Correspondingly, defining for i=n+1, ..., 2n that D_{i}[k] = LDE(D_1[k], ..., D_n[k]), we have that D_{i}[k] = evaluate(interpolate(D_1[j], ..., D_n[j]), w_i). Since interpoleation and evaluation are linear , we have that for i=n+1 \ldots 2n, C_i is indeed the correct commitment to D_i: C_i = \\ \sum_{j=1}^{M} D_i[j] * \tau^j = \sum_{j=1}^{M} evaluate(interpolate(D_1[j], ..., D_n[j]), w_i) * \tau^j = \\ \sum_{j=1}^{M} evaluate(interpolate(D_1[j]* \tau^j, ..., D_n[k]*\tau^j), w_i) = \\ evaluate(interpolate(\sum_{j=1}^{M} D_1[j]* \tau^j, ..., \sum_{j=1}^{M} D_n[j]*\tau^j), w_i) = \\ evaluate(interpolate(\sum_{j=1}^{M} D_1[j]* \tau^j, ..., \sum_{j=1}^{M} D_n[j]*\tau^j), w_i) = \\ evaluate(interpolate(D_1(\tau), ..., D_n(\tau)), w_i)

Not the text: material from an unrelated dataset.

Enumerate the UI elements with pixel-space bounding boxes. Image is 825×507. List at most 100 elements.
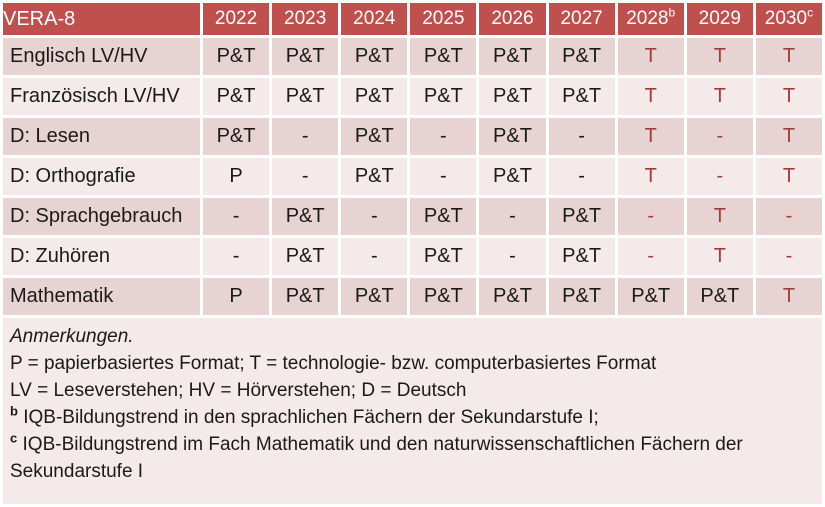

Since C_i = G * D_i(\tau), and what we do to generate C_i for i=n+1, \ldots, 2n is interpolate and evaluate, we get exactly what we need by moving the calculation to the exponent:
evaluate(interpolate(D_1(\tau) * G, ..., D_n(\tau) *G), w_i) = \\ evaluate(interpolate(C_1, ..., C_n), w_i) = C_i

This works similarly for W_{i,j}.

This is 2D in the sense that we treat the coefficients of D_i as rows and when doing data availability sampling, each node learns a column D_1[j], \ldots, D_n[j] and W_{1,j}, \ldots, W_{n,j}. Given these you can reconstruct D_{n+1}[j], \ldots, D_{2n}[j] and W_{n+1,j}, \ldots, W_{2n,j}.

Now, if we have \geq O(M) nodes and the data is available, then it’s likely that there’s a node that learns D_i[j] for more than M positions j, allowing to reconstruct all of D_i.